Gluten Free | Vegetarian | Fructose Friendly
I’ve been craving a lunch recipe comprising of spinach and ricotta for a while! Don't ask why, I just have. The two ingredients make the best combo when paired together, and these cups can easily be warmed up and paired with a simple side salad.
Growing up my mum used to make a very similar recipe with filo pastry, but I've added my healthy touch using small gluten free tortillas, which fit perfectly in the muffin tray!
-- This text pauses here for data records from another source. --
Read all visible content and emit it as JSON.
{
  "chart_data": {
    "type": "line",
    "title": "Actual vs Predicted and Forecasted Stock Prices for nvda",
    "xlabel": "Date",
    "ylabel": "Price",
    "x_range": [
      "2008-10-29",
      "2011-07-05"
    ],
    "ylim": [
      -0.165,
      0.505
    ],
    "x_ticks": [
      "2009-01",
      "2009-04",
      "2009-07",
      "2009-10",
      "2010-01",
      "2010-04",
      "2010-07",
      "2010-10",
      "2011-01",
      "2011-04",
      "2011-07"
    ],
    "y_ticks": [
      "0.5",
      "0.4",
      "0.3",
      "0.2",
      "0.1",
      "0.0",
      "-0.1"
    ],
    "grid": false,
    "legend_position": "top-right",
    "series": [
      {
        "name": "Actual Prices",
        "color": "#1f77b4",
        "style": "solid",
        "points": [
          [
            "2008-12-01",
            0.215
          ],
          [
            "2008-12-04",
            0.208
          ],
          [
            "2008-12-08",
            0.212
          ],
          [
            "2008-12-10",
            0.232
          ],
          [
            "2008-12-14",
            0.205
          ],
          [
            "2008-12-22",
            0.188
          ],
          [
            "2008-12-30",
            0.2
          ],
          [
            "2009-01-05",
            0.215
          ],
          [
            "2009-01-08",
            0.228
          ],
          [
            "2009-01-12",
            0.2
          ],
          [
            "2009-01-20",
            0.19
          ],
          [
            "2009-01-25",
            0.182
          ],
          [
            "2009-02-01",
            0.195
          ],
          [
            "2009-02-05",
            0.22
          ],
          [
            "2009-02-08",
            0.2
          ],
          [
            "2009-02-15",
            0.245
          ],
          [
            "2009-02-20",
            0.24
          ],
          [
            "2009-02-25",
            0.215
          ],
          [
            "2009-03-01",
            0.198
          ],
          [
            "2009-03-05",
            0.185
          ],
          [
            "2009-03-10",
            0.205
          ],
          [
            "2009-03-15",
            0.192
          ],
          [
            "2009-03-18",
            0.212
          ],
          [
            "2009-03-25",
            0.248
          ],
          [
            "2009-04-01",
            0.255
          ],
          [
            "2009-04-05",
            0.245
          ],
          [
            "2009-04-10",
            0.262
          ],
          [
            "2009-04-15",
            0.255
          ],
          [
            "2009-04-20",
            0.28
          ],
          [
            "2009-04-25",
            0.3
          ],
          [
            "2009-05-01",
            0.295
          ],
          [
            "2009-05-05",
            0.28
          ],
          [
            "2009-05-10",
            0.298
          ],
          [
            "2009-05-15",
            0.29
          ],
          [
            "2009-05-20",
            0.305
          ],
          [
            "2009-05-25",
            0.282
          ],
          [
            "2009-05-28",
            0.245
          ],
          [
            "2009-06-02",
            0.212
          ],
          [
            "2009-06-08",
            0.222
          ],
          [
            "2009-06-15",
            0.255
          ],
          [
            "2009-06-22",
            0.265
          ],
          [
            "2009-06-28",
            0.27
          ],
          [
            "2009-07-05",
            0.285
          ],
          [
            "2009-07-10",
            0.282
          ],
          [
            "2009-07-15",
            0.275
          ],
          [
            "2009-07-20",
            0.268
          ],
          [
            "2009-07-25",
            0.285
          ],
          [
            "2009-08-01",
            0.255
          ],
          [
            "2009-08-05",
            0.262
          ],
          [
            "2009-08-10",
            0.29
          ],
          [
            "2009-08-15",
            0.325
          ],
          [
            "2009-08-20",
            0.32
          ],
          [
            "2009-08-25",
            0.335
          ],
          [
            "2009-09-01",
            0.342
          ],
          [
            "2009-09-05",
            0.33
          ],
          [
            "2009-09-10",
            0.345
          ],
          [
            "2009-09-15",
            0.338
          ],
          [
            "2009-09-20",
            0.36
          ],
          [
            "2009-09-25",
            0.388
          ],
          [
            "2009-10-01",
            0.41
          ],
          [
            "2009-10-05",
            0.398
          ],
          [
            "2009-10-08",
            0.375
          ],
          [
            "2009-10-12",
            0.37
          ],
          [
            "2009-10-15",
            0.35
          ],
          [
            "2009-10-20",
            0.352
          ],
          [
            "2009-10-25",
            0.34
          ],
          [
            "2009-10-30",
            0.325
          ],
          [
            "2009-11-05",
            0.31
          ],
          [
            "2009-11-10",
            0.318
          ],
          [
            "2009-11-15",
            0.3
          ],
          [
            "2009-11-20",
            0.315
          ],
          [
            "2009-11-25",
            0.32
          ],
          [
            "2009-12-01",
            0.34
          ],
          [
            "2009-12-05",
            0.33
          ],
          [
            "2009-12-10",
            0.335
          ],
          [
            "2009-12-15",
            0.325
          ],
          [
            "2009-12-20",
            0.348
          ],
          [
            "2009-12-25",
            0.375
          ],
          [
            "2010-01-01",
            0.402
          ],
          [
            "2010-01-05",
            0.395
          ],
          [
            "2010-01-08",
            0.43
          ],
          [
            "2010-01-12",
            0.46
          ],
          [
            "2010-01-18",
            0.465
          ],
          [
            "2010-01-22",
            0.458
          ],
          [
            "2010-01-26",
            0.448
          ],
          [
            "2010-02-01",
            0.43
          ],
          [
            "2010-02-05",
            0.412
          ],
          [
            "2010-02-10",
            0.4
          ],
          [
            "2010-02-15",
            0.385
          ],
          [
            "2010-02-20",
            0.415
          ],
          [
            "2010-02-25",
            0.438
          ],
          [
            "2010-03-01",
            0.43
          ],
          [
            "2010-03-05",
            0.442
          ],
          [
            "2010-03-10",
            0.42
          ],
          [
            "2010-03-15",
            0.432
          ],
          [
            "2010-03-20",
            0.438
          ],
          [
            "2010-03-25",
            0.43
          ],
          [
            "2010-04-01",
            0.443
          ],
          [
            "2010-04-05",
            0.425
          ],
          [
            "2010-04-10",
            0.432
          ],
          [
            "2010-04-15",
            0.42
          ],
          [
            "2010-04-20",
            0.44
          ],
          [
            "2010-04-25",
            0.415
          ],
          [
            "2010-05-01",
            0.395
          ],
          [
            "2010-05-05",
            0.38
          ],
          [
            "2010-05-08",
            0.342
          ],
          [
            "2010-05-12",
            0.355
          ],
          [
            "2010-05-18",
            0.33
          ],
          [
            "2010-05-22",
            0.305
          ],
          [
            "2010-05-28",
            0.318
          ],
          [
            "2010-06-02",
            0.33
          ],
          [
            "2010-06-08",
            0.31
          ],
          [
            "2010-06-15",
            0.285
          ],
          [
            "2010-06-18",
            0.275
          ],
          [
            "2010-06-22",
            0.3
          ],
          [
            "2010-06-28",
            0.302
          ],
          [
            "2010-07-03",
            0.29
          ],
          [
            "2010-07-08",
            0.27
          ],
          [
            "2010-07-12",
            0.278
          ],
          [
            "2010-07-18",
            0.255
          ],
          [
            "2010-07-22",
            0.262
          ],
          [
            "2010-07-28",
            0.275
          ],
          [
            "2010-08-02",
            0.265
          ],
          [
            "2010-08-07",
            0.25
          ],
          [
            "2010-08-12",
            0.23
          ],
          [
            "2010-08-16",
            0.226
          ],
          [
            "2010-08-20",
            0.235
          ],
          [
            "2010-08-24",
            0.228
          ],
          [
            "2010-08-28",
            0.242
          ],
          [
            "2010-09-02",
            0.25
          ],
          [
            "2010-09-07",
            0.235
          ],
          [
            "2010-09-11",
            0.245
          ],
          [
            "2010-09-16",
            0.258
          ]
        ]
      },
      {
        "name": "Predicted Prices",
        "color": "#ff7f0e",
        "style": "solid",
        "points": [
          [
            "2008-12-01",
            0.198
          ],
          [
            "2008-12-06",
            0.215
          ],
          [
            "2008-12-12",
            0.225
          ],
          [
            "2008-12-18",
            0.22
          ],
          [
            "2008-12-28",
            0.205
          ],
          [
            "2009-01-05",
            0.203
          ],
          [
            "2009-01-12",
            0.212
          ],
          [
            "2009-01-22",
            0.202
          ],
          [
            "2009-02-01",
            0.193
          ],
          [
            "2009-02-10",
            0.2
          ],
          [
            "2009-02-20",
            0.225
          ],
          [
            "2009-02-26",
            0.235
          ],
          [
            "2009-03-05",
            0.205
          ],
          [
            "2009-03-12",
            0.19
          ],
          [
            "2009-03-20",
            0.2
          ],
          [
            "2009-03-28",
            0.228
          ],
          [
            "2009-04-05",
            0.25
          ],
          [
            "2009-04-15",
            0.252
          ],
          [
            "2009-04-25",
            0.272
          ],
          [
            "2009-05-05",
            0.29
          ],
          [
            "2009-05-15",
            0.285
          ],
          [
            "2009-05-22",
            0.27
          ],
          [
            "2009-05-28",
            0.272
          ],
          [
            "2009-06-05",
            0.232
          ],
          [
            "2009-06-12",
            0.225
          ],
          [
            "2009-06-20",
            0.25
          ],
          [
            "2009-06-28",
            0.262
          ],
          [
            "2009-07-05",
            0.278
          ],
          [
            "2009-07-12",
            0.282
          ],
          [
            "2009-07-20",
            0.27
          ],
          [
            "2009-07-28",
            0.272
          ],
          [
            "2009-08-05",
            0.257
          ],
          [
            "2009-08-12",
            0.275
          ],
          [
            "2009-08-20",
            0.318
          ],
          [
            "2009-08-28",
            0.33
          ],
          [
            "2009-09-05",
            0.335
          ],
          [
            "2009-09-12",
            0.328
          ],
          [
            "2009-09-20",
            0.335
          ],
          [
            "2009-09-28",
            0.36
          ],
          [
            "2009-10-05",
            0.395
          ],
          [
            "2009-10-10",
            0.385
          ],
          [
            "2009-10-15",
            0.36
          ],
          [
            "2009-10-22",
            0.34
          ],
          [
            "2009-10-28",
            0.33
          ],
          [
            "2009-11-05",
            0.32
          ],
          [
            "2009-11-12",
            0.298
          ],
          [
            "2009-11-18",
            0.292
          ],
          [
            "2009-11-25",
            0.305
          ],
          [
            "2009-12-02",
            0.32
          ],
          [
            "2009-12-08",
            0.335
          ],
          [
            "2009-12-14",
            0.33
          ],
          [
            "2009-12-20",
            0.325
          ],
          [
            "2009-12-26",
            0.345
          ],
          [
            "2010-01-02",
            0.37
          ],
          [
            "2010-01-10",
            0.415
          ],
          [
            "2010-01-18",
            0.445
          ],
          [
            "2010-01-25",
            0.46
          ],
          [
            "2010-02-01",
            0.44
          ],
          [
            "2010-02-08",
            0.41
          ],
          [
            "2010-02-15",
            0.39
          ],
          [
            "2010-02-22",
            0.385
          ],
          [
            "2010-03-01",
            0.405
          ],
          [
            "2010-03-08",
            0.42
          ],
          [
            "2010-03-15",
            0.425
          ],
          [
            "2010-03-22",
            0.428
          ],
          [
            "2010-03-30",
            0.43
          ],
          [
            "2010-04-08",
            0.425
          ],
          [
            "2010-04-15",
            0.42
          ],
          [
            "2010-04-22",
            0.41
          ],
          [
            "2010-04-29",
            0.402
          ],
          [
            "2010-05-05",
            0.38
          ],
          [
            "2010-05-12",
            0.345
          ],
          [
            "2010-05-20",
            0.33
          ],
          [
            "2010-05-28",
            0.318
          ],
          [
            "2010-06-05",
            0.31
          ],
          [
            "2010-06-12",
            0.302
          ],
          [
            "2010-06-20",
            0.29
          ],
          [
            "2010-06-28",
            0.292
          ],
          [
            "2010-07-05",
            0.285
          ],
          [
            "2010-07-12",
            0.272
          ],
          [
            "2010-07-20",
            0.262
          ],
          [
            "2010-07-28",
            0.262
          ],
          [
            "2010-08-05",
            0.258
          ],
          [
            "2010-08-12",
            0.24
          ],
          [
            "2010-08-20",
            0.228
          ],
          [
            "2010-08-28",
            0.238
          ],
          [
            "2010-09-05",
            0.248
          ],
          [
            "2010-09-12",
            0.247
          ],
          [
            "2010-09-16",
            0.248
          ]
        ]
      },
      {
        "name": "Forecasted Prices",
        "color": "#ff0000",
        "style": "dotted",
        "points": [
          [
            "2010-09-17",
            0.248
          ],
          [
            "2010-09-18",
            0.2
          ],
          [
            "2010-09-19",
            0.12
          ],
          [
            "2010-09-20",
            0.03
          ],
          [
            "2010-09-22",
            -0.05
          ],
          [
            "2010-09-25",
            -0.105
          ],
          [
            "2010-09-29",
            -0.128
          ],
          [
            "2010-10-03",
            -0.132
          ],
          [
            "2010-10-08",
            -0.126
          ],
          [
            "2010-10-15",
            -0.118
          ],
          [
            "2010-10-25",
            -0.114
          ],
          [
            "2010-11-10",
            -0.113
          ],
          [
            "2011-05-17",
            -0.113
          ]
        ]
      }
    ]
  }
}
The ricotta and feta are great additions to a vegetarian recipe for added calcium and protein, both nutrients most women don't consume enough of.
Packet of 12 x small corn tortillas
Extra Virgin Olive Oil (EVOO) spray
3 x 250g frozen chopped spinach, thawed
400g fresh ricotta
¼ cup spring onion (greens ends)
¼ cup fresh parsley, chopped
1 tablespoon of EVOO
1 tablespoon of garlic infused EVOO (optional)
1 tablespoon salt
1 tablespoon black pepper
1 tablespoon red chilli, chopped
½ lemon juice and rind
6 eggs, lightly whisked
50g feta, crumbled (optional)
1. Preheat oven to 180°C. Spray a 12-hole muffin tray with EVVO spray.
2. Line the tray with tortilla’s, by gently pressing a tortilla into the middle of each hole. I used the Mission Tortillas White Corn, 12 pack. The tortilla will most likely break in the process, so wrap it around the holes as best as possible.
3. Place the frozen spinach in a bowl and cover with water. Place in the microwave for 3 minutes or until completely thawed. Drain the water off the spinach using a sieve, then squeeze any excess water using your hands. This is important, as we don’t want the final ricotta and spinach mixture to be watery.
4. Mix the spinach, feta, spring onion, parsley, EVOO, garlic infused oil, chill, salt, and pepper together thoroughly in a large mixing bowl. Fold in the whisked eggs until the mixture is combined.
5. Evenly disperse each tortilla lined muffin cup with the mixture. Crumble feta on top, then place in the oven for 30-40 minutes or until the cups are set in the middle.
6. Allow to cool for five minutes before removing from muffin pan. Don’t be disappointed if the tortilla might stick to the bottom of the tray, this happened to me too!
Notes for fructose intolerant foodies
To ensure the recipe is low fodmap, only use the green ends of the spring onion and garlic ‘infused’ olive oil not ‘garlic oil’.
It is recommended that only 1 cup is consumed per meal for fructose intolerant foodies, as the recipe uses a large quantity of spinach which is not overly high in fructose, but it adds up if consuming multiple cups.